Now, a collaboration between Penn’s School of Veterinary Medicine and a life science company based in California has led to the launch of a new, faster DNA-based detection kit that tests for salmonella in poultry eggs. The kit reaches accurate results in about 27 hours, and will enable major egg producers to meet the Food and Drug Administration’s new stringent testing standards for eggs, which went into effect in July.

For Penn’s Shelley Rankin, FDA approval of the kit was a dream more than 15 years in the making. Rankin, an associate professor of microbiology at Penn Vet, says she initiated work to develop a new, quicker test after learning about the revised federal guidelines for egg quality assurance.

Pennsylvania has long history of ensuring egg quality. In 1992, it was the first state to initiate a voluntary egg quality assurance program, and Rankin’s colleagues at the Pennsylvania Animal Diagnostic Laboratory System—Penn State will be the first to implement this new level of testing. The Penn Vet laboratory also contributed to the work.

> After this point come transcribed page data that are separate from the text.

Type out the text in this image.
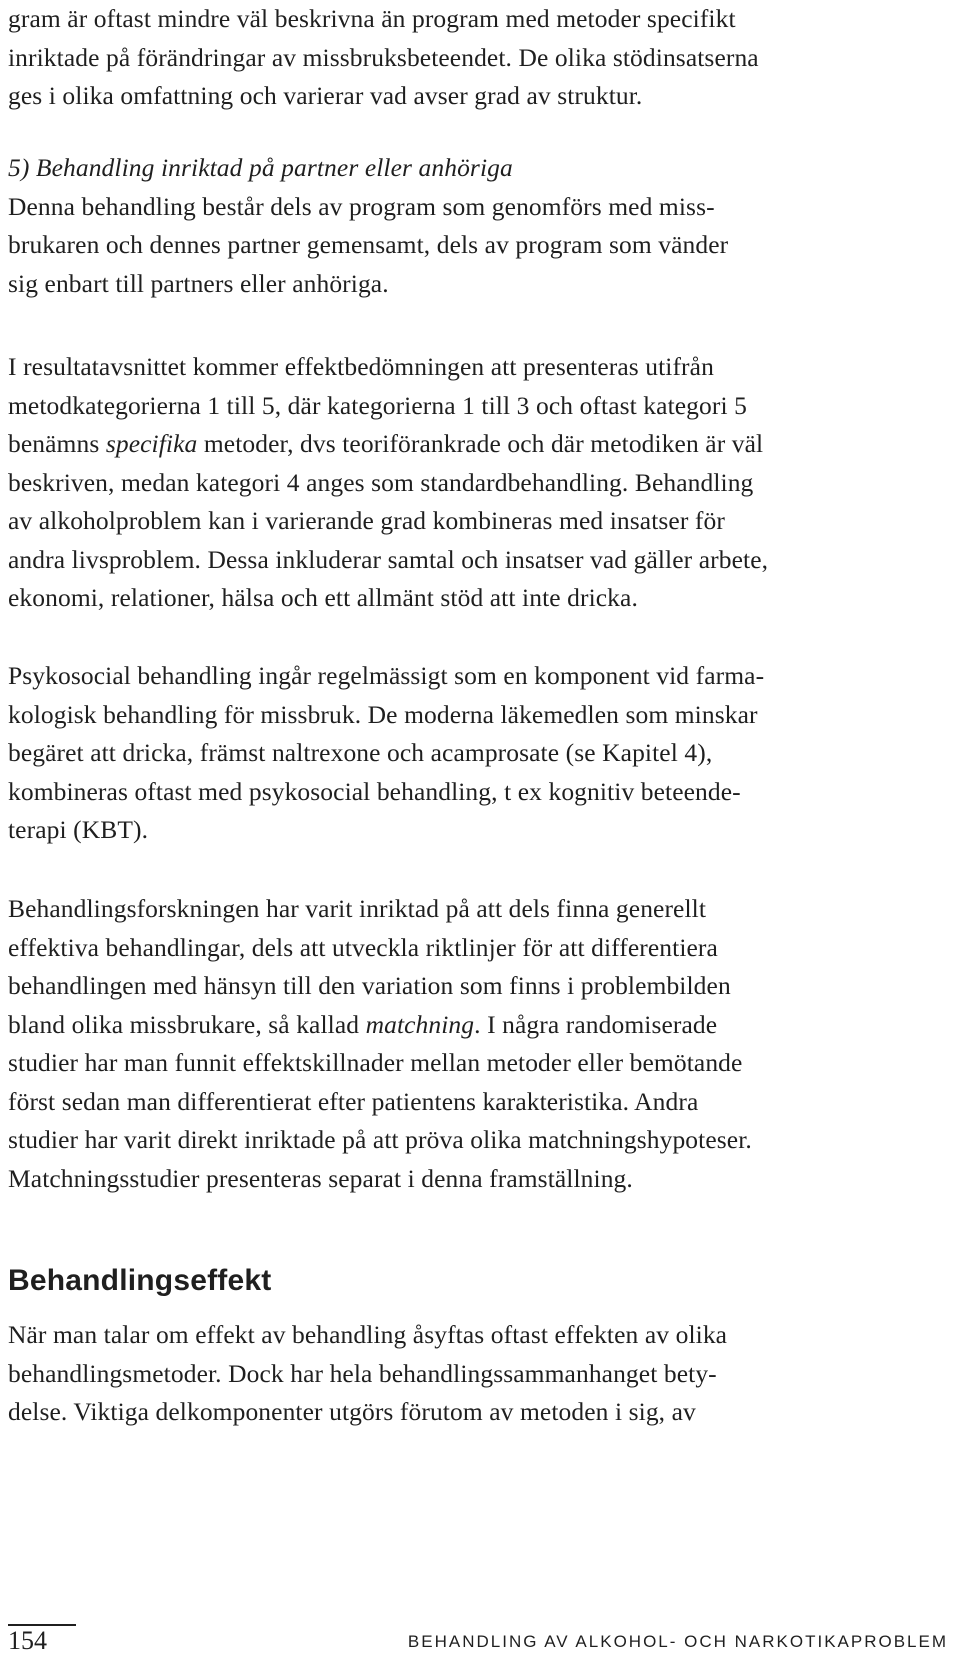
gram är oftast mindre väl beskrivna än program med metoder specifikt
inriktade på förändringar av missbruksbeteendet. De olika stödinsatserna
ges i olika omfattning och varierar vad avser grad av struktur.

5) Behandling inriktad på partner eller anhöriga
Denna behandling består dels av program som genomförs med miss-
brukaren och dennes partner gemensamt, dels av program som vänder
sig enbart till partners eller anhöriga.

I resultatavsnittet kommer effektbedömningen att presenteras utifrån
metodkategorierna 1 till 5, där kategorierna 1 till 3 och oftast kategori 5
benämns specifika metoder, dvs teoriförankrade och där metodiken är väl
beskriven, medan kategori 4 anges som standardbehandling. Behandling
av alkoholproblem kan i varierande grad kombineras med insatser för
andra livsproblem. Dessa inkluderar samtal och insatser vad gäller arbete,
ekonomi, relationer, hälsa och ett allmänt stöd att inte dricka.

Psykosocial behandling ingår regelmässigt som en komponent vid farma-
kologisk behandling för missbruk. De moderna läkemedlen som minskar
begäret att dricka, främst naltrexone och acamprosate (se Kapitel 4),
kombineras oftast med psykosocial behandling, t ex kognitiv beteende-
terapi (KBT).

Behandlingsforskningen har varit inriktad på att dels finna generellt
effektiva behandlingar, dels att utveckla riktlinjer för att differentiera
behandlingen med hänsyn till den variation som finns i problembilden
bland olika missbrukare, så kallad matchning. I några randomiserade
studier har man funnit effektskillnader mellan metoder eller bemötande
först sedan man differentierat efter patientens karakteristika. Andra
studier har varit direkt inriktade på att pröva olika matchningshypoteser.
Matchningsstudier presenteras separat i denna framställning.

Behandlingseffekt

När man talar om effekt av behandling åsyftas oftast effekten av olika
behandlingsmetoder. Dock har hela behandlingssammanhanget bety-
delse. Viktiga delkomponenter utgörs förutom av metoden i sig, av

154	BEHANDLING AV ALKOHOL- OCH NARKOTIKAPROBLEM
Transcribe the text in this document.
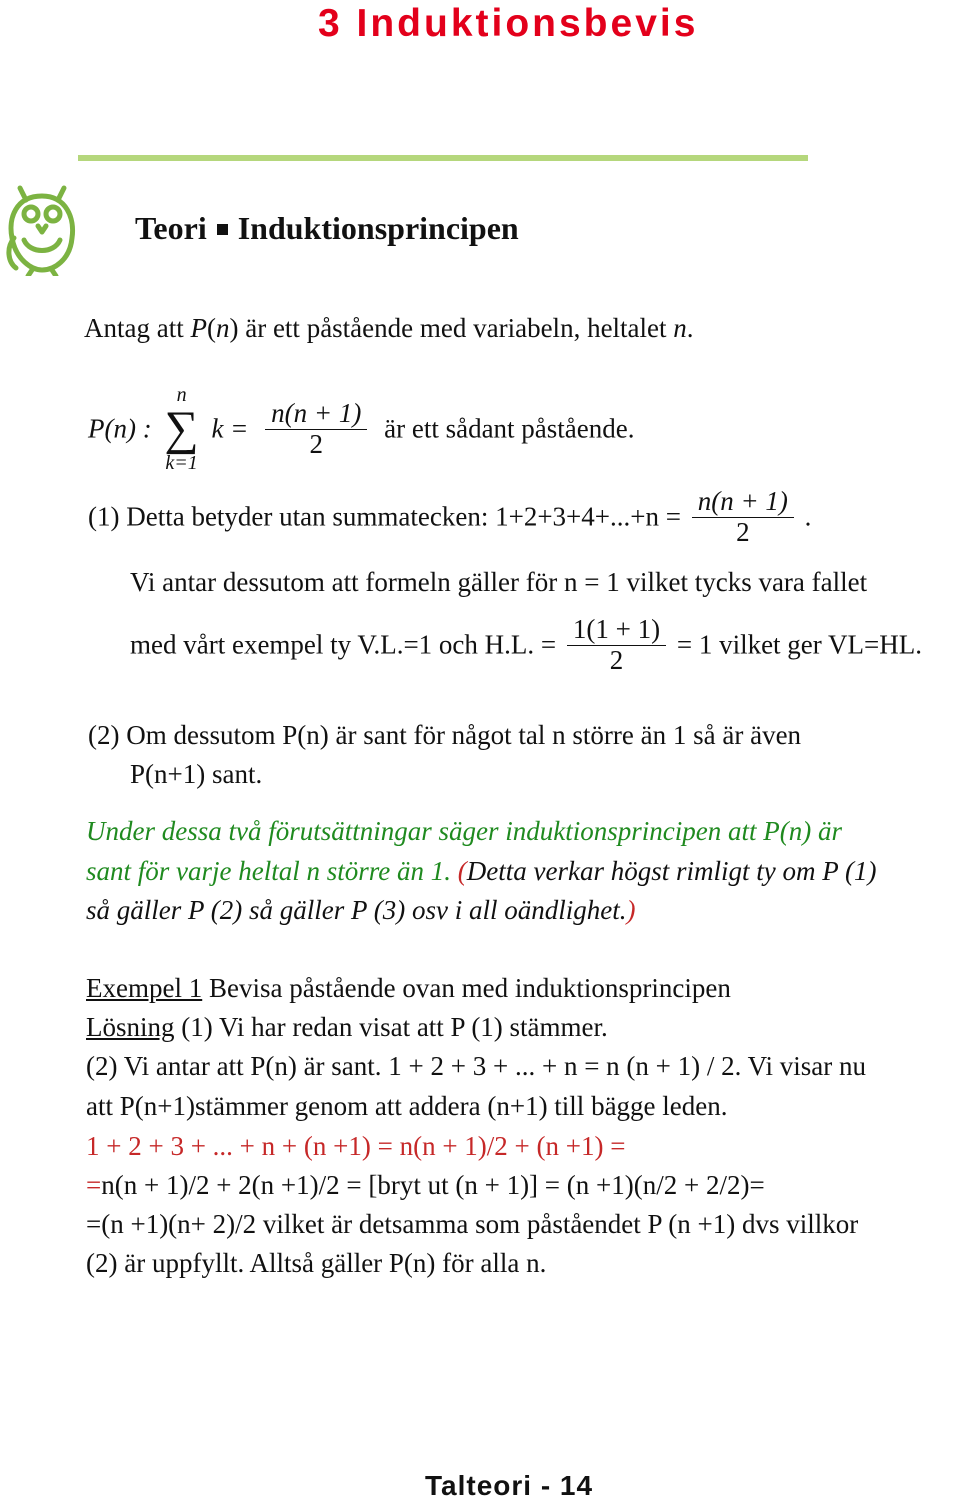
3 Induktionsbevis
Teori Induktionsprincipen
Antag att P(n) är ett påstående med variabeln, heltalet n.
P(n) :
n
∑
k=1
$k = \frac{n(n + 1)}{2}$ är ett sådant påstående.
(1) Detta betyder utan summatecken: $1+2+3+4+...+n = \frac{n(n + 1)}{2}$ .
Vi antar dessutom att formeln gäller för n = 1 vilket tycks vara fallet
med vårt exempel ty V.L.=1 och H.L. = $\frac{1(1 + 1)}{2} = 1$ vilket ger VL=HL.
(2) Om dessutom P(n) är sant för något tal n större än 1 så är även
P(n+1) sant.
Under dessa två förutsättningar säger induktionsprincipen att P(n) är
sant för varje heltal n större än 1. (Detta verkar högst rimligt ty om P (1)
så gäller P (2) så gäller P (3) osv i all oändlighet.)
Exempel 1 Bevisa påstående ovan med induktionsprincipen
Lösning (1) Vi har redan visat att P (1) stämmer.
(2) Vi antar att P(n) är sant. 1 + 2 + 3 + ... + n = n (n + 1) / 2. Vi visar nu
att P(n+1)stämmer genom att addera (n+1) till bägge leden.
1 + 2 + 3 + ... + n + (n +1) = n(n + 1)/2 + (n +1) =
=n(n + 1)/2 + 2(n +1)/2 = [bryt ut (n + 1)] = (n +1)(n/2 + 2/2)=
=(n +1)(n+ 2)/2 vilket är detsamma som påståendet P (n +1) dvs villkor
(2) är uppfyllt. Alltså gäller P(n) för alla n.
Talteori - 14
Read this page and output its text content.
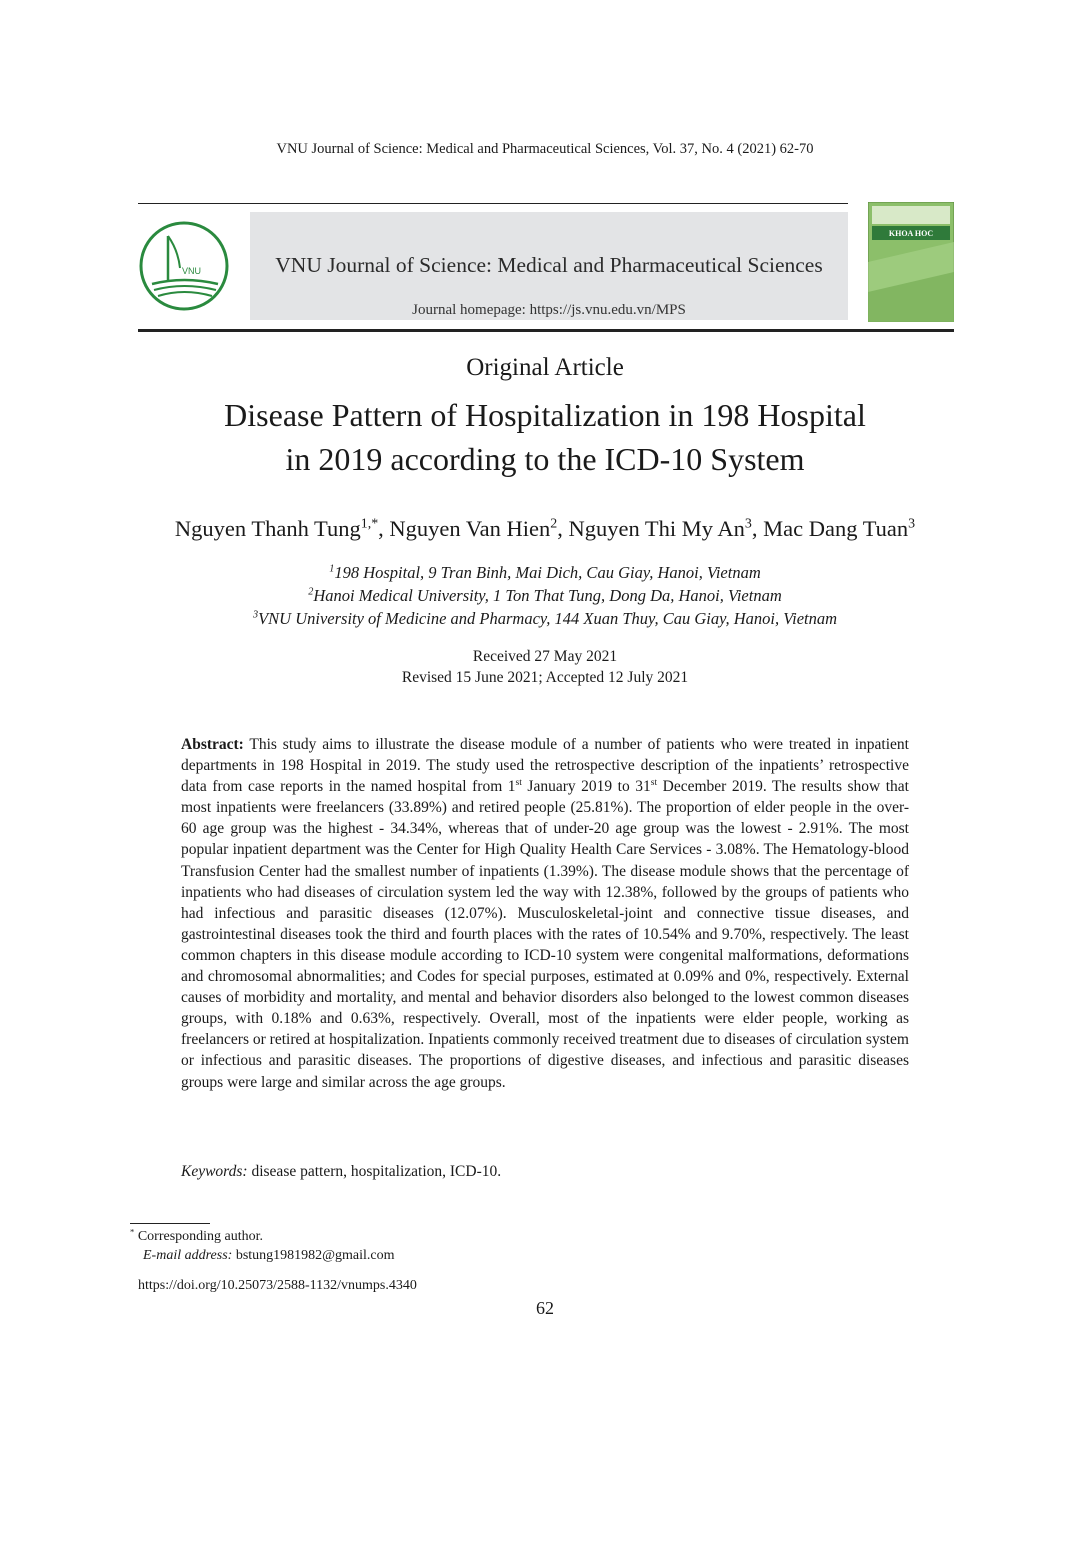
VNU Journal of Science: Medical and Pharmaceutical Sciences, Vol. 37, No. 4 (2021) 62-70
VNU	VNU Journal of Science: Medical and Pharmaceutical Sciences
Journal homepage: https://js.vnu.edu.vn/MPS
KHOA HOC
Original Article
Disease Pattern of Hospitalization in 198 Hospital
in 2019 according to the ICD-10 System
Nguyen Thanh Tung$^{1,*}$, Nguyen Van Hien$^2$, Nguyen Thi My An$^3$, Mac Dang Tuan$^3$
$^1$198 Hospital, 9 Tran Binh, Mai Dich, Cau Giay, Hanoi, Vietnam
$^2$Hanoi Medical University, 1 Ton That Tung, Dong Da, Hanoi, Vietnam
$^3$VNU University of Medicine and Pharmacy, 144 Xuan Thuy, Cau Giay, Hanoi, Vietnam
Received 27 May 2021
Revised 15 June 2021; Accepted 12 July 2021
Abstract: This study aims to illustrate the disease module of a number of patients who were treated in inpatient departments in 198 Hospital in 2019. The study used the retrospective description of the inpatients’ retrospective data from case reports in the named hospital from 1st January 2019 to 31st December 2019. The results show that most inpatients were freelancers (33.89%) and retired people (25.81%). The proportion of elder people in the over-60 age group was the highest - 34.34%, whereas that of under-20 age group was the lowest - 2.91%. The most popular inpatient department was the Center for High Quality Health Care Services - 3.08%. The Hematology-blood Transfusion Center had the smallest number of inpatients (1.39%). The disease module shows that the percentage of inpatients who had diseases of circulation system led the way with 12.38%, followed by the groups of patients who had infectious and parasitic diseases (12.07%). Musculoskeletal-joint and connective tissue diseases, and gastrointestinal diseases took the third and fourth places with the rates of 10.54% and 9.70%, respectively. The least common chapters in this disease module according to ICD-10 system were congenital malformations, deformations and chromosomal abnormalities; and Codes for special purposes, estimated at 0.09% and 0%, respectively. External causes of morbidity and mortality, and mental and behavior disorders also belonged to the lowest common diseases groups, with 0.18% and 0.63%, respectively. Overall, most of the inpatients were elder people, working as freelancers or retired at hospitalization. Inpatients commonly received treatment due to diseases of circulation system or infectious and parasitic diseases. The proportions of digestive diseases, and infectious and parasitic diseases groups were large and similar across the age groups.
Keywords: disease pattern, hospitalization, ICD-10.
* Corresponding author.
E-mail address: bstung1981982@gmail.com
https://doi.org/10.25073/2588-1132/vnumps.4340
62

To develop the new test kit, Rankin teamed with a company called Life Technologies, which has experience working with the genetic-testing technique known as real-time polymerase chain reaction, or PCR, to detect salmonella inside of eggs. Life Technologies designed the assays and protocols. Rankin’s lab validated the protocol and performance. Penn Vet Research Specialist Kathleen O’Shea led the efforts in Rankin’s lab.

The entire process took just over a year to complete. The result is a much faster and effective method for testing eggs. Neither Rankin nor Life Technologies was paid to do the work, and Penn and Life Technologies absorbed the costs of the project.

“I wanted to be able to stand behind the test we developed because it is the best kit, rather than we get paid to do the work,” says Rankin.

But, she adds, more work remains. The FDA approval was for testing liquid eggs. A kit that could deliver fast and accurate results for samples taken from the environment where the birds are kept could help producers detect salmonella even sooner, Rankin says.

“I’m hoping that as we move along over the next couple years that we’ll improve this kit: Can we get the time down to 12 hours instead of 27 hours?” she asks.

“There [are] some amazing techniques out there right now that might actually take this over at some point and allow us to do testing of a lot more samples than we test currently for a much-reduced cost,” Rankin says. “This is something my lab is going to be working on for several years to come.”